Lance could not argue. Especially not after the dialogue with Ramsey. “Agreed.” He sighed. “But leave off about that. I’ll talk to Pete and see what he says. Right now, we have bigger fights to pick.”
“What’s happening, General?”
“Intel came down from Ramsey about a connection to the SCIFs.”
Mazar-e Sharif
05 June—0930 Hours
Raptor team kept its distance, not standing with the family but also not significantly distinct from the friends. The somber atmosphere kept them in check. With war ravaging the lives of those he knew, Dean held an intimate knowledge with death and funerals. He’d buried too many friends. Those took their toll but nothing like the funeral when he was eight years old. His gaze strayed to the little boy held close by his mother. Dean knew what it was like to be that young, to bury someone you loved….

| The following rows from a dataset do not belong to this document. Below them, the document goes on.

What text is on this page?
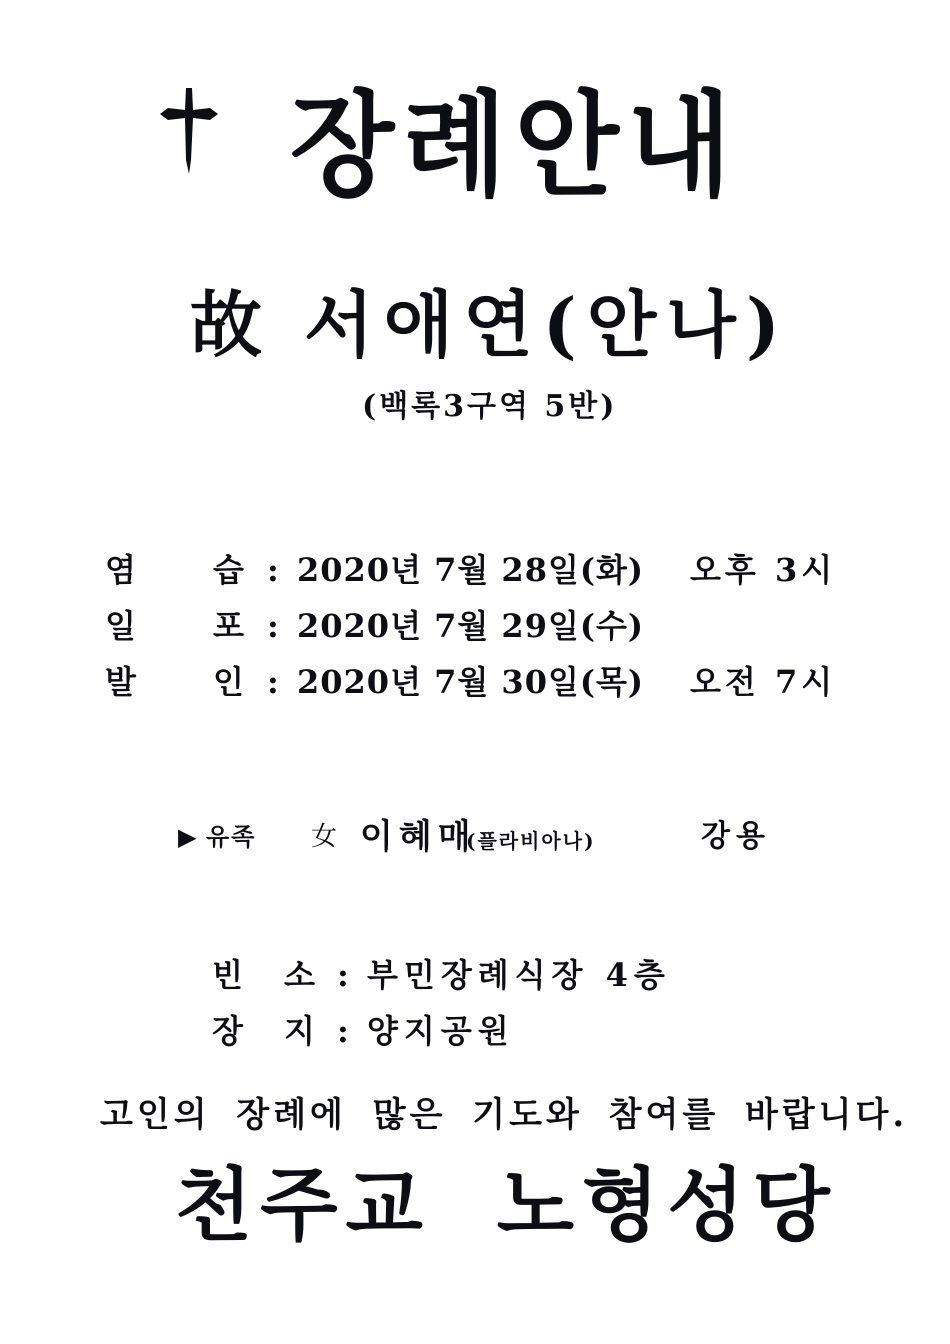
장례안내
故 서애연(안나)
(백록3구역 5반)
염 습 : 2020년 7월 28일(화) 오후 3시
일 포 : 2020년 7월 29일(수)
발 인 : 2020년 7월 30일(목) 오전 7시
▶ 유족 女 이혜매
(플라비아나)	강용
빈 소 : 부민장례식장 4층
장 지 : 양지공원
고인의 장례에 많은 기도와 참여를 바랍니다.
천주교 노형성당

He rolled his shoulders and stretched his neck. Trained his eyes on the tiny, frail body wrapped in white and being lowered into the hole. His gaze tracked on their own to the lithe figure of Zahrah Zarrick, who stood behind the little girl’s mom. Arms linked with her cousin, she blended in with the other Afghan women in the gathering. Dark brown hair, brown eyes, black hijab and tunic. Sunlight captured a tear as it slid along her cheek, a hostage of her grief. She swept away the drop. Her shoulders lifted as she drew in a breath and raised her chin.
In the moment that their gazes connected and she managed a small smile, she suddenly seemed worlds apart from those gathered. How could he protect her when she stood out like that? It seemed a desert stood between them, her vulnerable and open. Him too far away to do any good. He wanted to move closer so he could react quicker.
What possessed a beautiful woman like her to give up the relative security and safety of life back in the States? He had to hand it to her, though. She fit right in. Nothing unusual about her—until she spoke. That American “accent” got her every time. And yet … it didn’t. She could speak fluent Pashto.
A nudge against his right elbow pulled his gaze to the ground.
“Two o’clock,” Falcon muttered without moving a muscle. “Hundred yards.”
Dean skated his gaze in that direction, not wanting to draw attention to himself. A line of clay and mud homes built into a hillside tried to hide from the sun in the desertlike setting. A glint from one of the rooftops tightened his gut. Was he staring down the wrong end of a sniper’s scope? As he took in the dwellings, he spotted the front of a white truck.
Heat flared across his shoulders. Threat? He eyeballed Hawk, standing to his left with Titanis and Harrier. Hawk must’ve heard Falcon’s whispered words because as soon as Dean’s gaze struck him, he gave an almost imperceptible nod and slowly shifted away. In minutes, he’d navigated around the crowd and slipped behind a building.